Much of the credit for rejuvenating the renewables programme can go to Energy Minister Jeff Radebe. He wasted little time in getting Eskom to sign the round four procurement agreements with the IPPs, notwithstanding continuing resistance from the utility – which introduced an element of absurd hilarity. Last-minute court applications failed to stop the process but Eskom continued to prevaricate and delay, right up to the signing ceremony. First they said they had no mandate to sign, which was immediately dismissed as nonsense. Then they tried to renegotiate prices and were again rebuffed. Finally, at the signing ceremony, the appointed Eskom official shifted in his seat patting pockets, saying he couldn’t sign as he had no pen. The minister, with alacrity, produced one from his jacket pocket.
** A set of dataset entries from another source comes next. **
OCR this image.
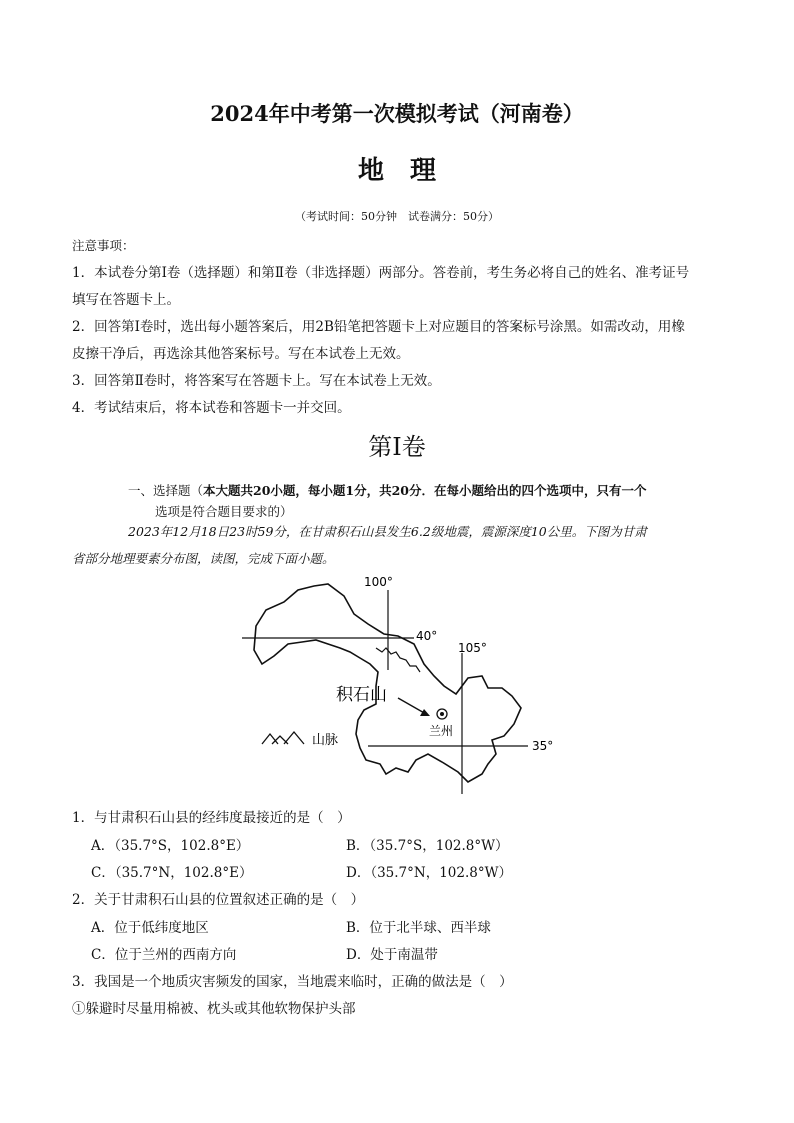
2024年中考第一次模拟考试（河南卷）
地理
（考试时间：50分钟　试卷满分：50分）
注意事项：
1．本试卷分第Ⅰ卷（选择题）和第Ⅱ卷（非选择题）两部分。答卷前，考生务必将自己的姓名、准考证号
填写在答题卡上。
2．回答第Ⅰ卷时，选出每小题答案后，用2B铅笔把答题卡上对应题目的答案标号涂黑。如需改动，用橡
皮擦干净后，再选涂其他答案标号。写在本试卷上无效。
3．回答第Ⅱ卷时，将答案写在答题卡上。写在本试卷上无效。
4．考试结束后，将本试卷和答题卡一并交回。
第Ⅰ卷
一、选择题（本大题共20小题，每小题1分，共20分．在每小题给出的四个选项中，只有一个
选项是符合题目要求的）
2023年12月18日23时59分，在甘肃积石山县发生6.2级地震，震源深度10公里。下图为甘肃
省部分地理要素分布图，读图，完成下面小题。
100°
40°
105°
35°
积石山
兰州
山脉
1．与甘肃积石山县的经纬度最接近的是（　）
A．（35.7°S，102.8°E）	B．（35.7°S，102.8°W）
C．（35.7°N，102.8°E）	D．（35.7°N，102.8°W）
2．关于甘肃积石山县的位置叙述正确的是（　）
A．位于低纬度地区	B．位于北半球、西半球
C．位于兰州的西南方向	D．处于南温带
3．我国是一个地质灾害频发的国家，当地震来临时，正确的做法是（　）
①躲避时尽量用棉被、枕头或其他软物保护头部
Those 27 round four projects, Radebe announced at the signing, will inject R56m of new investment into the economy, put downward pressure on the end price of electricity and provide 61,600 full-time jobs of which 95% are for South African citizens, mostly during the construction phase. The local community equity shareholding in the 27 projects amounts to 7.1% or R1.6bn-worth, and those shareholders are likely to receive R5.9bn in dividends over the 20-year lifespan of the projects. Another R9,8bn will be spent on socioeconomic development initiatives and R3.4bn on enterprise development over the 20-year contract periods.

Radebe’s next big achievement has been the publishing of the draft Integrated Resource Plan (IRP) 2018, again in the face of resistance, this time spearheaded by the National Union of Mineworkers. That maps a path for South Africa’s energy future and instils a sense of certainty in the industry. Investment decisions can be made accordingly.

The main focus of this publication is on the future of energy in SA. It’s an exciting time: the IRP opens the way for independent power producers within coal and gas, introducing new elements of competition for Eskom. Indeed, the future structure of Eskom is pivotal to the future shape of the industry, and we explore options that might improve operational efficiency and financial sustainability. And the renewables industry itself is ever-evolving, with technological advancements and falling costs making it a compelling solution to the ever-increasing urgency with which planet Earth has to address the consequences of global warming.